Ульрик оправдывается? Передо мной? Это я должен оправдываться перед ним, а лучше и вправду исчезнуть из их с Эмили жизни.
— Я буду хорошим мужем. И опекуном.
Гораздо лучшим, чем я.
— Знаю, — ответил я, протягивая руку. Его пожатие было крепким. — Ты всегда делал то, что должен.
На его лице мелькнуло странное выражение, словно Ульрик хотел что-то сказать, но не решался. Но вот выражение исчезло, сменившись привычным холодно-отстраненным. Мой брат поклонился и, получив ответный поклон, исчез в черноте лабиринта.
Кажется, я начинаю ненавидеть сады в классическом стиле.
— Глава 34. О том, что случайные встречи в саду чреваты неслучайными разговорами
Минди сразу поняла, что разговора не будет: уж больно криво глядела на нее эта девица. И Дориана увидев, совсем даже не обрадовалась. Вон как губки поджала. А веер в руках заплясал, что хвост собачий.
Фифа. И чего в ней хорошего? Нет, она, конечно, прехорошенькая, что крендель сахарный, и платье сидит превосходно, и вообще сразу чувствуется порода. Отчего-то стало грустно, и Минди вздохнула.
— Не стоит печали, — сказал кто-то, выходя из темноты лабиринта. Минди от неожиданности вздрогнула и снова растреклятый веер выронила.
Ну что за день такой!
Правда, на сей раз поднимать пришлось самой.

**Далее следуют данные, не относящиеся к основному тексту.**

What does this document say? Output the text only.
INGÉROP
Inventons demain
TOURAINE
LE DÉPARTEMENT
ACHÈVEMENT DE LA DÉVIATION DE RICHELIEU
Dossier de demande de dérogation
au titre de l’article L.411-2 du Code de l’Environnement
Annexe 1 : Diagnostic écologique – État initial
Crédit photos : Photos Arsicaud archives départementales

Джентльмен наблюдал. Был он обыкновенен, как ворон в стае воронов. Лоснился черным нарядный фрак, сияли белизной манжеты, воротник и шелковые перчатки, тусклым багрянцем отсвечивали галстук и глаза. А лицо скучное, правильное. Разве что верхняя губа чересчур длинна, но зато клыки прикрывает.
— Здесь не самое лучшее место для игры в прятки, — сказал джентльмен, предложив руку. — Вас непременно найдут.
И станут выговаривать, что юной девице чего-то там не положено делать, а если и положено, то не так, как делает Минди, и что своим поведением она как пить дать репутацию погубила, и ладно если бы только свою…
— Вы ведь Минди? — осведомился джентльмен. — Минди Беккет, американка, о которой все говорят.